Institute of Imaging Science, Vanderbilt University, Nashville, TN, USA.
Phys Med Biol. 2010 May 7;55(9):2429-49. doi: 10.1088/0031-9155/55/9/001. Epub 2010 Apr 6.
Quantitative imaging data obtained from multiple modalities may be integrated into mathematical models of tumor growth and treatment response to achieve additional insights of practical predictive value.
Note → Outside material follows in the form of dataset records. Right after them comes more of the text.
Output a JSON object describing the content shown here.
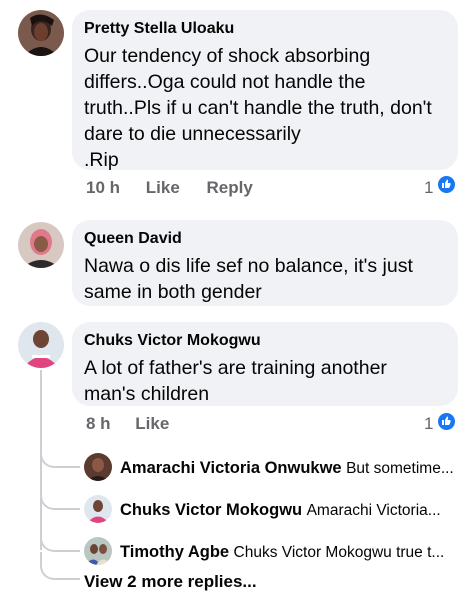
{
  "comments": [
    {
      "author": "Pretty Stella Uloaku",
      "text": "Our tendency of shock absorbing\ndiffers..Oga could not handle the\ntruth..Pls if u can't handle the truth, don't\ndare to die unnecessarily\n.Rip",
      "time": "10 h",
      "like_label": "Like",
      "reply_label": "Reply",
      "reaction_count": "1"
    },
    {
      "author": "Queen David",
      "text": "Nawa o dis life sef no balance, it's just\nsame in both gender"
    },
    {
      "author": "Chuks Victor Mokogwu",
      "text": "A lot of father's are training another\nman's children",
      "time": "8 h",
      "like_label": "Like",
      "reaction_count": "1"
    }
  ],
  "replies": [
    {
      "author": "Amarachi Victoria Onwukwe",
      "text": "But sometime..."
    },
    {
      "author": "Chuks Victor Mokogwu",
      "text": "Amarachi Victoria..."
    },
    {
      "author": "Timothy Agbe",
      "text": "Chuks Victor Mokogwu true t..."
    }
  ],
  "view_more_label": "View 2 more replies...",
  "colors": {
    "bubble": "#f0f2f5",
    "secondary_text": "#65676b",
    "like_blue": "#1877f2",
    "thread_line": "#ccd0d5"
  }
}
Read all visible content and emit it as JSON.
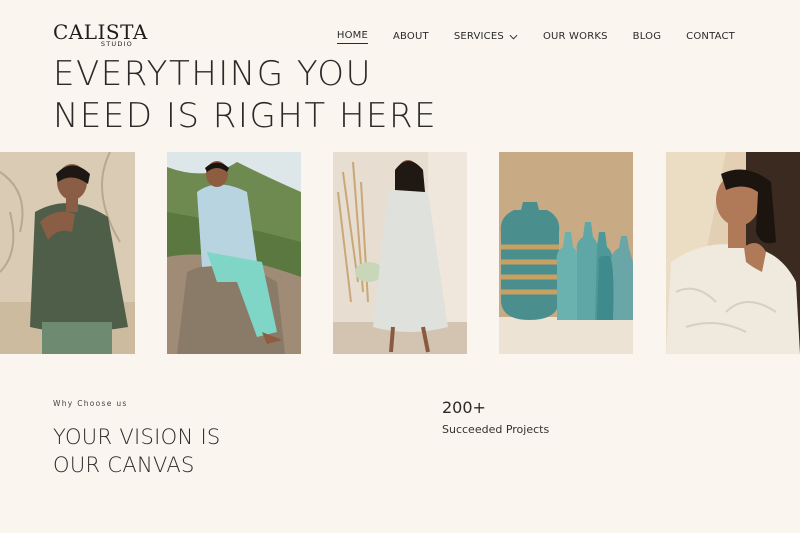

We show how this approach can describe the development of tumors that appear realistic in terms of producing proliferating tumor rims and necrotic cores. Two established models (the logistic model with and without the effects of treatment) and one novel model built a priori from available imaging data have been studied. We modify the logistic model to predict the spatial expansion of a tumor driven by tumor cell migration after a voxel's carrying capacity has been reached. Depending on the efficacy of a simulated cytotoxic treatment, we show that the tumor may either continue to expand, or contract. The novel model includes hypoxia as a driver of tumor cell movement. The starting conditions for these models are based on imaging data related to the tumor cell number (as estimated from diffusion-weighted MRI), apoptosis (from 99mTc-Annexin-V SPECT), cell proliferation and hypoxia (from PET). We conclude that integrating multi-modality imaging data into mathematical models of tumor growth is a promising combination that can capture the salient features of tumor growth and treatment response and this indicates the direction for additional research.
从多种模式获得的定量成像数据可以整合到肿瘤生长和治疗反应的数学模型中,以获得具有实际预测价值的额外见解。我们展示了这种方法如何描述产生增殖性肿瘤边缘和坏死核心的逼真肿瘤发展。研究了两种已建立的模型(具有和不具有治疗效果的逻辑模型)和一种根据现有成像数据预先构建的新模型。我们修改了逻辑模型,以预测在达到体素承载能力后,由肿瘤细胞迁移驱动的肿瘤的空间扩展。根据模拟细胞毒性治疗的效果,我们可以看到肿瘤可能会继续扩大,也可能会收缩。新模型将缺氧作为肿瘤细胞运动的驱动力。这些模型的起始条件基于与肿瘤细胞数量相关的成像数据(根据扩散加权 MRI 估计)、细胞凋亡(来自 99mTc-Annexin-V SPECT)、细胞增殖和缺氧(来自 PET)。我们得出的结论是,将多模态成像数据整合到肿瘤生长的数学模型中是一种很有前途的组合,可以捕捉肿瘤生长和治疗反应的显著特征,这为进一步的研究指明了方向。